Four cutters arrive for 2021 Coast Guard Festival in Grand Haven
GRAND HAVEN, Mich. (Tribune News Service) — After two years without sight of the “Queen of the Great Lakes,” Grand Haven’s waterfront on Monday was lined with thousands of eager onlookers to welcome the U.S. Coast Guard cutter Mackinaw, officially commencing the 2021 Coast Guard Festival.
Nearly perfect conditions gave the 240-foot icebreaker an emphatic entrance, as the recognizable red hull nestled into the mouth of the Grand River.
A total of 33 people came aboard the heaviest icebreaker on the Great Lakes, touring a ship that has served the Great Lakes since replacing the original Mackinaw in 2006.
The Mackinaw was one of four Coast Guard cutters to officially port in Grand Haven on Monday as part of this year’s festival. The others are the cutters Buckthorn, Morro Bay and Katmai Bay.
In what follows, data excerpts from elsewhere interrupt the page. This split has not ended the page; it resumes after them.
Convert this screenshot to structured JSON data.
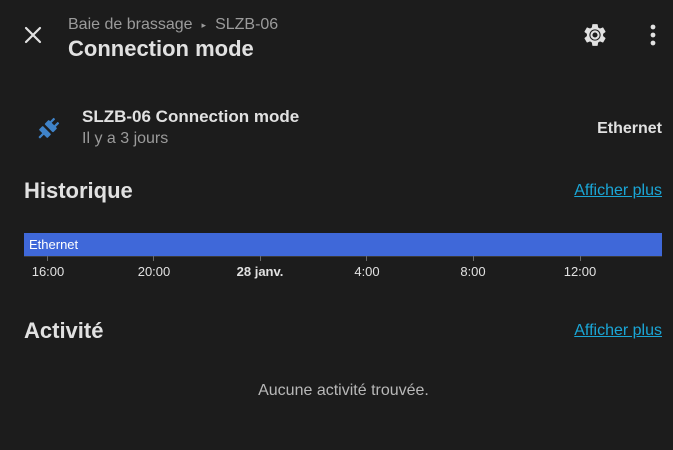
{
  "header": {
    "breadcrumb": [
      "Baie de brassage",
      "SLZB-06"
    ],
    "breadcrumb_separator": "▸",
    "title": "Connection mode"
  },
  "entity": {
    "icon": "ethernet-plug-icon",
    "name": "SLZB-06 Connection mode",
    "last_changed": "Il y a 3 jours",
    "state": "Ethernet"
  },
  "history": {
    "title": "Historique",
    "more_label": "Afficher plus",
    "timeline": {
      "state_label": "Ethernet",
      "color": "#3f68d9",
      "ticks": [
        "16:00",
        "20:00",
        "28 janv.",
        "4:00",
        "8:00",
        "12:00"
      ]
    }
  },
  "activity": {
    "title": "Activité",
    "more_label": "Afficher plus",
    "empty_text": "Aucune activité trouvée."
  },
  "colors": {
    "background": "#1c1c1c",
    "accent_link": "#1aa6d6",
    "icon_blue": "#3f83c9"
  }
}
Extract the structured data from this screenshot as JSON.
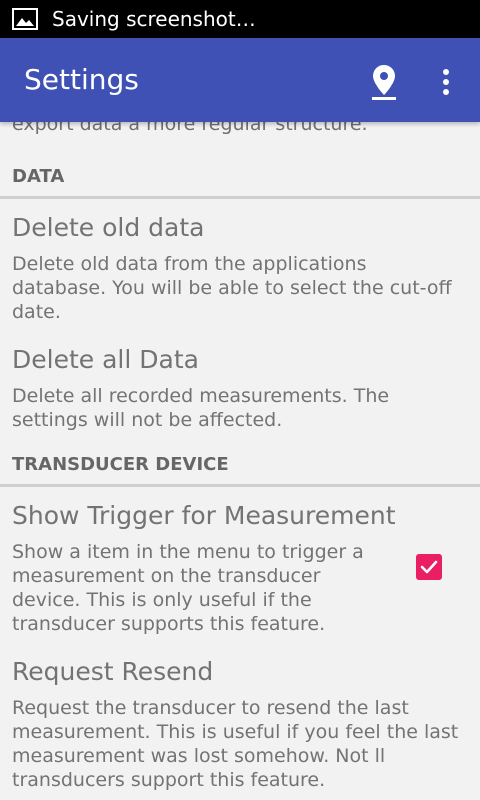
{
  "status_bar": {
    "notification_icon": "image-icon",
    "text": "Saving screenshot…"
  },
  "app_bar": {
    "title": "Settings",
    "location_icon": "location-pin-icon",
    "overflow_icon": "more-vert-icon"
  },
  "colors": {
    "primary": "#3f51b5",
    "accent": "#e91e63",
    "background": "#f2f2f2"
  },
  "preferences": {
    "clipped_summary": "export data a more regular structure.",
    "categories": [
      {
        "header": "DATA",
        "items": [
          {
            "title": "Delete old data",
            "summary": "Delete old data from the applications database. You will be able to select the cut-off date."
          },
          {
            "title": "Delete all Data",
            "summary": "Delete all recorded measurements. The settings will not be affected."
          }
        ]
      },
      {
        "header": "TRANSDUCER DEVICE",
        "items": [
          {
            "title": "Show Trigger for Measurement",
            "summary": "Show a item in the menu to trigger a measurement on the transducer device. This is only useful if the transducer supports this feature.",
            "checked": true,
            "checkbox_icon": "check-icon"
          },
          {
            "title": "Request Resend",
            "summary": "Request the transducer to resend the last measurement. This is useful if you feel the last measurement was lost somehow. Not ll transducers support this feature."
          }
        ]
      }
    ]
  }
}
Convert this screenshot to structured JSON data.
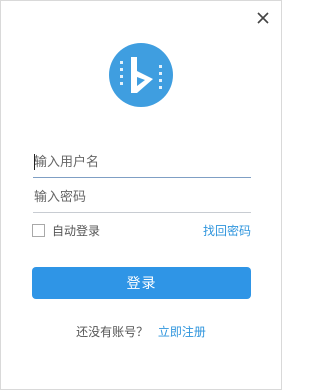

But the Mackinaw couldn’t suit the festival better as its under command of Cmdr. Kristen Serumgard, highlighting this year’s festival theme of “Women in the Coast Guard: Strength Within.”
For Serumgard, it’s been a long time coming after two mechanical issues with the Mackinaw in previous attempts to make it to the Grand Haven festival.
“This is ecstatic,” she said. “I’m really excited to cap off the most senior command on the Great Lakes. Just super excited to be able to enjoy and be a part of this celebration of the Coast Guard.”
Serumgard, originally from Great Falls, Virginia, joined the Coast Guard when she was just 17 years old. Twenty-five years later, she’s part of leading just 15 percent of women in the service, and she is due for a promotion to captain next summer.
“It’s a pretty storied position to be in,” she said. “I know there will be a few previous (commanding officers) of the Mackinaw at the event, but it’s such a small group and a rarified air to be in.”
In fact, Serumgard says they nickname themselves by where they are located. In her case, Serumgard is Mackinaw 8, along with Cmdr. Scott Smith as Mackinaw 4.
Others, like Chief Daniel Parker, have patiently waited to come aboard the Mackinaw. Previously stationed in Portsmouth, Va., Parker had Mackinaw atop his list.
“I’ve never been to Grand Haven before so I’m really excited about this week,” he said. “I’ve been trying to get on this boat for 10 years now, so it’s unique. And as an engineer, it’s above and beyond a lot of what the Coast Guard has.”
Tourists who received their chance to come aboard the Mackinaw had to wait an extra year due to COVID-19, so for couples such as Karen and Mike Lowe, it’s been extra special.
“We’ve been on the Mackinaw and been out to see the boats, but seeing it this way is incredible,” Mike said.
Rick and Kay Waters have lived in Grand Haven for more than 26 years, but couldn’t have been more impressed with the “Queen of the Great Lakes.”
“The crew did a great job and this is a wonderful festival to have back in Grand Haven again,” Rick said. “This is a time to celebrate the heritage of the Coast Guard, city and state.”
The Mackinaw has the ability to smash ice from either the bow or the stern, with the ability to break through 24-36 inches of ice. The steel hull chops the ice initially, as the weight of the ship finishes the job.
“We typically operate in the Straits of Mackinac, St. Marys River and St. Clair River because those can get pretty jammed up,” Coast Guard Public Affairs Officer Patrick Buell said.
According to Buell, the Mackinaw is the largest, most capable American asset on the Great Lakes.
Per COVID-19 guidelines, there will be no civilian entry on board any ships in 2021. All tours will be walking tours on land next to the ships. Walking tour times are subject to change at the discretion of the U.S. Coast Guard and will be given by guides at Escanaba Park.